The most common approach for machine translation relies on supervision through paired or parallel corpus where each sentence in the source language is paired with its translation in the target language. This is limiting as we do not have access to such a paired corpus for most languages in the world. Interestingly, bilingual children can learn two languages without being exposed to them at the same time. Instead, they can leverage visual similarity across situations: what they observe while hearing "the dog is eating'' on Monday is similar to what they see as they hear "le chien mange'' on Friday. 

In this work, inspired by bilingual children, we develop a model that learns to translate words from one language to another by tapping into the visual similarity of situations in which words occur. More specifically, our training dataset consists of disjoint sets of videos narrated in different languages. These videos share similar topics (e.g., cooking pasta or changing a tire); for example, the dataset consists of some videos on how to cook pasta narrated in Korean and a different set of videos on the same topic but in English. Note that the videos in different languages are not paired.

Our model leverages the visual similarity of videos by associating videos with their corresponding narrations in a shared embedding space between languages. The model is trained by alternating between videos narrated in one language and those in the second language. Thanks to such a training procedure, and since we share the video representation between both languages, our model learns a joint bilingual-visual space that aligns words in two different languages. 

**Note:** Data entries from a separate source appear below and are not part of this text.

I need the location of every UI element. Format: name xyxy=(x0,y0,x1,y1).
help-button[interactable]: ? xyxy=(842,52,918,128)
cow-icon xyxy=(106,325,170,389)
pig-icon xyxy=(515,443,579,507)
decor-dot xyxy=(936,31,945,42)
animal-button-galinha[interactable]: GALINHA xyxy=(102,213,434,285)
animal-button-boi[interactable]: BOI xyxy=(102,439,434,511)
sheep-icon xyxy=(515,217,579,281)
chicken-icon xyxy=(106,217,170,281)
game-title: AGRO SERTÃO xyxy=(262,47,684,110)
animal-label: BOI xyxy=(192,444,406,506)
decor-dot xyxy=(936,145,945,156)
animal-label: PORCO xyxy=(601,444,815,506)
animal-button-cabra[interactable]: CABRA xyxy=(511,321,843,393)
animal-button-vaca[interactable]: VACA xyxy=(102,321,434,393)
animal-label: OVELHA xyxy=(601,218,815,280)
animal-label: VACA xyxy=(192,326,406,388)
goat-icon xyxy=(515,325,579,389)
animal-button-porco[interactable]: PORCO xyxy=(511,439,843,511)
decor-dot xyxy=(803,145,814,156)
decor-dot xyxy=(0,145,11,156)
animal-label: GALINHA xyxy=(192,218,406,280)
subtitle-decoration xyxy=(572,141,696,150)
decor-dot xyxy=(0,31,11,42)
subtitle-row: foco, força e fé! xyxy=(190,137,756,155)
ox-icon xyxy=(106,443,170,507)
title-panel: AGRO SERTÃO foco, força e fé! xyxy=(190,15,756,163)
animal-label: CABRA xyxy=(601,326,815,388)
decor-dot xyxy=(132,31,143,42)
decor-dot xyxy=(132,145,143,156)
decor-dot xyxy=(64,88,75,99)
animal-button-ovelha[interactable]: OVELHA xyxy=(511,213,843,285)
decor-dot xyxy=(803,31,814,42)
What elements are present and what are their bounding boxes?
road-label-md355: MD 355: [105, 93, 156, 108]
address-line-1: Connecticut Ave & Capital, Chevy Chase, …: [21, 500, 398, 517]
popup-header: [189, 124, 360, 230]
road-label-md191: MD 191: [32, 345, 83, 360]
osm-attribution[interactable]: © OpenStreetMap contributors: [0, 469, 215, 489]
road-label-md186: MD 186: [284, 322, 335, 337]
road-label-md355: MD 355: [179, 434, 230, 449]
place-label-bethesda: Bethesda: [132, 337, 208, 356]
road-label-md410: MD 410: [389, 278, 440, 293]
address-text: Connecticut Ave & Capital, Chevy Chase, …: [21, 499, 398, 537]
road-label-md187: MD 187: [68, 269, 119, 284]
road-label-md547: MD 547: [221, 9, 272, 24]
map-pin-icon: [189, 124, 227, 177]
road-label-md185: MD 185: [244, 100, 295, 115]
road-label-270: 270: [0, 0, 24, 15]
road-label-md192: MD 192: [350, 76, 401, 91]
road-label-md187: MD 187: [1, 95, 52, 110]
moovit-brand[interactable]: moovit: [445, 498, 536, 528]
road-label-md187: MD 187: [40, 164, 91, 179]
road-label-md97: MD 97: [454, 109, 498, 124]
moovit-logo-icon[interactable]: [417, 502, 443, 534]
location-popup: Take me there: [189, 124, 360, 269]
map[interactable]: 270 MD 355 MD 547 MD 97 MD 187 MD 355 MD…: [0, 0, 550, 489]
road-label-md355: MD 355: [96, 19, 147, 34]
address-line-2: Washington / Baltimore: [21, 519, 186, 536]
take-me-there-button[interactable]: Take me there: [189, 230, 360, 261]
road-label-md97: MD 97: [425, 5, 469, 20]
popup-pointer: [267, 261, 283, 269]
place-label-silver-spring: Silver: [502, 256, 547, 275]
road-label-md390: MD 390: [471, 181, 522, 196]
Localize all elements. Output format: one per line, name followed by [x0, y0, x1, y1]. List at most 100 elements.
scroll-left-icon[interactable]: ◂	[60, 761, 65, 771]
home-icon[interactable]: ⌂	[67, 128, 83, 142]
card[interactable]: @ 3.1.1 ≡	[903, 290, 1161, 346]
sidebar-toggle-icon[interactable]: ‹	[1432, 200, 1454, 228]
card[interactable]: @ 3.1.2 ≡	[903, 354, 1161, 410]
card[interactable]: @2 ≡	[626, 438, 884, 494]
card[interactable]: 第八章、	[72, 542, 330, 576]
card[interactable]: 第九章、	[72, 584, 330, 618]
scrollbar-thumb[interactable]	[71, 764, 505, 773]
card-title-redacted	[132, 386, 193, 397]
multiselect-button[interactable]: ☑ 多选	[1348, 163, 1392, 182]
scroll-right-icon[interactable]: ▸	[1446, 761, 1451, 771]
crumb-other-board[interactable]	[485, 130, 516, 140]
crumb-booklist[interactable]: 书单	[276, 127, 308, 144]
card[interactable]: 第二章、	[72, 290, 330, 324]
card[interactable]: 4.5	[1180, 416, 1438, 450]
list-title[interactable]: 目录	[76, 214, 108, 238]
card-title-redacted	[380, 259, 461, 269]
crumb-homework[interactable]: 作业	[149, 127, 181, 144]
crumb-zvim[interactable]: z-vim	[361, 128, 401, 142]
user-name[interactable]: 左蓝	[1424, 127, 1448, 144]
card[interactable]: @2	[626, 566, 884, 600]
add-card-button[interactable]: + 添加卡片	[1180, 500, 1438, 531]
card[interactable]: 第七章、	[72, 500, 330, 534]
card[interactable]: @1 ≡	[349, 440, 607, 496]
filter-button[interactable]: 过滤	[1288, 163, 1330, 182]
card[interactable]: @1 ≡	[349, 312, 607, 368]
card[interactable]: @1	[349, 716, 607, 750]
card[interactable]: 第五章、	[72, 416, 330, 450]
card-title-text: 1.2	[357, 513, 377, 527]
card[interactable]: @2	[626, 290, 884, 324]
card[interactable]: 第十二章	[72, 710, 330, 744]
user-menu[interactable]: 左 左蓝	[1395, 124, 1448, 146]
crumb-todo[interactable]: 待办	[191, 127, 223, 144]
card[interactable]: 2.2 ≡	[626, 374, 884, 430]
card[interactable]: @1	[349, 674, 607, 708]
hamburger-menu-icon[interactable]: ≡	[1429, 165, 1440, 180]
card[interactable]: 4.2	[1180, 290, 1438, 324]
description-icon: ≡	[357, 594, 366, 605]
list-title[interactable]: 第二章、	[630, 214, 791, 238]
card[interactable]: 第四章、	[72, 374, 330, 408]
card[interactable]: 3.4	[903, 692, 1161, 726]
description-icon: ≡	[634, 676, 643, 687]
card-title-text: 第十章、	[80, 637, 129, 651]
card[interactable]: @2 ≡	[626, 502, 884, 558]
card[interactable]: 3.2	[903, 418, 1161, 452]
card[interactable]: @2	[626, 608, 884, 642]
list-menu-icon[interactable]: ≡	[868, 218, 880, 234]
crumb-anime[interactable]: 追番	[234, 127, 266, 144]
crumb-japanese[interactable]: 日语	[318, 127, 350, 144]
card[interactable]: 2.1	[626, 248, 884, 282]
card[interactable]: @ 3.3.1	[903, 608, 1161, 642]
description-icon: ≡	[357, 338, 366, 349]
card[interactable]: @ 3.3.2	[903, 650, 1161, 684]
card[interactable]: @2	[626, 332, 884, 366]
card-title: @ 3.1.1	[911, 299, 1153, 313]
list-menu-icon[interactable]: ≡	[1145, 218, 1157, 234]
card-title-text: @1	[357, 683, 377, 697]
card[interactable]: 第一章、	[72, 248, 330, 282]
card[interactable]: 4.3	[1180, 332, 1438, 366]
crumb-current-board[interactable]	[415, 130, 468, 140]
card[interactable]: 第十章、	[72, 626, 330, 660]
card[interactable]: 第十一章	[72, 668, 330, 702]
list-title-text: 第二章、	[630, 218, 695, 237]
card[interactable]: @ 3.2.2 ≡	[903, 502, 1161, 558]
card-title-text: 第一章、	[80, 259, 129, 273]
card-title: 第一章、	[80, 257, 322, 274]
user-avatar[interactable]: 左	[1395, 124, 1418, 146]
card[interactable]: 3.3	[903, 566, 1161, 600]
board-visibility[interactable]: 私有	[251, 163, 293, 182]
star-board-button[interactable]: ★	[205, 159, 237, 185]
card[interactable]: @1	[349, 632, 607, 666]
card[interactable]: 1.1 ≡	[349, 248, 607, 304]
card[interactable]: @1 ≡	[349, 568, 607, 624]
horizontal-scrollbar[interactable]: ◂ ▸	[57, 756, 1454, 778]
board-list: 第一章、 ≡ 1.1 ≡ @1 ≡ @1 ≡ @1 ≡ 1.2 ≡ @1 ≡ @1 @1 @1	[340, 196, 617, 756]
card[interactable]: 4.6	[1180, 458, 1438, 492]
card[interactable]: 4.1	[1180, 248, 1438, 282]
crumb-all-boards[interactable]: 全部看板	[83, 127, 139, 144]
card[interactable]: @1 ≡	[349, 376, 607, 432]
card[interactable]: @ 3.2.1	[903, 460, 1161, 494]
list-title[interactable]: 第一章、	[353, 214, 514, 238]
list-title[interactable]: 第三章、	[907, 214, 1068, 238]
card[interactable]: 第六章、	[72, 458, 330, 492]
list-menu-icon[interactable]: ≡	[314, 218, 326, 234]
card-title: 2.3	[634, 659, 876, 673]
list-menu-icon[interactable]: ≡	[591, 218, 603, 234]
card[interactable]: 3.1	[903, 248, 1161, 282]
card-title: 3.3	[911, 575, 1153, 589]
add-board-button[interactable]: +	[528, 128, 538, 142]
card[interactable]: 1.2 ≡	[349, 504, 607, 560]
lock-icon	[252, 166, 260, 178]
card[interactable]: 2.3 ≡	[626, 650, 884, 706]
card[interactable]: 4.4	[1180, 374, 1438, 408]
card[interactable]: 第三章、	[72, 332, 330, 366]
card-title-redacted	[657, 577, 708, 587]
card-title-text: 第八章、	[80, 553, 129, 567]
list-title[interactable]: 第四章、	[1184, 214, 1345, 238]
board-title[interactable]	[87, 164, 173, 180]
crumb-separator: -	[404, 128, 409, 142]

MUVE: improving language only methods with vision

We demonstrate that our method, MUVE (Multilingual Unsupervised Visual Embeddings), can complement existing translation techniques that are trained on unpaired corpus but do not use vision. By doing so, we show that the quality of unsupervised word translation improves, most notably in situations where language-only methods suffer the most, e.g., when: (i) languages are very different (such as English and Korean or English and Japanese), (ii) the initial corpora have different statistics in the two languages, or (iii)  a limited amount of training data is available. 

Our findings suggest that using visual data such as videos is a promising direction to improve bilingual translation models when we do not have paired data.